「ナギー!はいこれ、頼まれてたやつ」
「おっ!サンキューなナマエ」
パサリ、と書類を彼の手に乗せる。わたしが唯一自慢できるのは、他人のことに人一倍詳しいことだ。そのせいで軍令部やら色々なところから人事に関してまとめてほしいとよく頼まれる。上の人達は12組のやつに頼むのがシャクなのか、人を介して頼んでくる。・・・人間くさいところは嫌いじゃないんだけどなあ。
今回も、9組であるナギを通して上から依頼された書類だったりする。
「いやーナマエは毎回仕事がはえーな!ほんと助かるよ」
「はやい?そうだっけ・・・忘れちゃったや」
「・・・忘れてもナマエはナマエだからな?」
「え?」
不安になるなよ、ってことだろうか。優しい気遣いに口角が上がる。ありがとうと言うと、ナギはニカッと笑ってくれた。

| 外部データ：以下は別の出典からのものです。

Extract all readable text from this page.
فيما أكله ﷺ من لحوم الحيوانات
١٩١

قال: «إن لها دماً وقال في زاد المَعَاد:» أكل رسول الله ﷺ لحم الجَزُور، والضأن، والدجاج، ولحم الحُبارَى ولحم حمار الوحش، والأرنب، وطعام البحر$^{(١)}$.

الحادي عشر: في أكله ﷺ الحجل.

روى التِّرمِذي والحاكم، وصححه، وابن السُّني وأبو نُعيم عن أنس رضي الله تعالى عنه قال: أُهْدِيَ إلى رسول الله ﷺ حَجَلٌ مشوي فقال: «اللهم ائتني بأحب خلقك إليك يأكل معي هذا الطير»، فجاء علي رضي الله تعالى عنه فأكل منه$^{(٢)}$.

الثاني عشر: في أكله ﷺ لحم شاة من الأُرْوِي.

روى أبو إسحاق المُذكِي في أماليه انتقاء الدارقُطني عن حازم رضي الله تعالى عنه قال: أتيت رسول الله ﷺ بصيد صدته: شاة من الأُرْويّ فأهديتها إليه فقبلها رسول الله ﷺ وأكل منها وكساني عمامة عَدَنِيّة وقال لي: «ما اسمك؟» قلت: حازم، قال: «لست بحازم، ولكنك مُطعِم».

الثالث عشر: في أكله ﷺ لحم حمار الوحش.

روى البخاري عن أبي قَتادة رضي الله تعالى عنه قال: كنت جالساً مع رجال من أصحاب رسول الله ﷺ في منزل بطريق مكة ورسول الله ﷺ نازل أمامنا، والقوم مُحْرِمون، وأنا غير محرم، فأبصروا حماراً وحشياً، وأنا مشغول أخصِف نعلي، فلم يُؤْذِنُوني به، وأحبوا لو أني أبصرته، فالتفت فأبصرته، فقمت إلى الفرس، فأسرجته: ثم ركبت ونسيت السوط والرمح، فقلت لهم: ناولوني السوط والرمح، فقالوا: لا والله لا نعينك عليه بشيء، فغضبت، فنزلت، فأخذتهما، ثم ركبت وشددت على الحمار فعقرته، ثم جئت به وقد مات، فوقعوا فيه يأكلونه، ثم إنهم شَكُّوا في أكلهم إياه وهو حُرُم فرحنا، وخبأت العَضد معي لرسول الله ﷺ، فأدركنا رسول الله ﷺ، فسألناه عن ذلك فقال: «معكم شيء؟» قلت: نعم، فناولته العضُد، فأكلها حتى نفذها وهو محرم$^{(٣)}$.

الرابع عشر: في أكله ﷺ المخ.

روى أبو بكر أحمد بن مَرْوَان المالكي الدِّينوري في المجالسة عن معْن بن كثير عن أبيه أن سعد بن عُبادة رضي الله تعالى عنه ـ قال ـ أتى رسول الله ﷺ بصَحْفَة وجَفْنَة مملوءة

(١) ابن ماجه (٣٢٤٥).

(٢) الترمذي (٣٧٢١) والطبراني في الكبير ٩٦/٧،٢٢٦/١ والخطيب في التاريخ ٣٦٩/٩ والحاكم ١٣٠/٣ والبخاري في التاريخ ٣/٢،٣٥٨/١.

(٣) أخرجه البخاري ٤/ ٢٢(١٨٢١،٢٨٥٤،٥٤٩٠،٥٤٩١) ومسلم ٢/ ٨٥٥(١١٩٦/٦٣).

彼のこういうところが好き・・・なんだと思う。みんなのアイドル、ナギはわたしにまで優しくしてくれる。さすが、と言うべきなんだろうか。
「じゃあねナギ!他の人のところにも行かなきゃ」
「おう。じゃーな」
「うん!」
手をヒラヒラ振って送り出してくれる姿に、笑顔で返事をした。
「・・・あいつはいつになったら俺の気持ちに気付くんだろうなー」
下手したらクリムゾンより難しいんじゃないか。一人、クリスタリウムで苦笑を浮かべるナギが見掛けられたとか。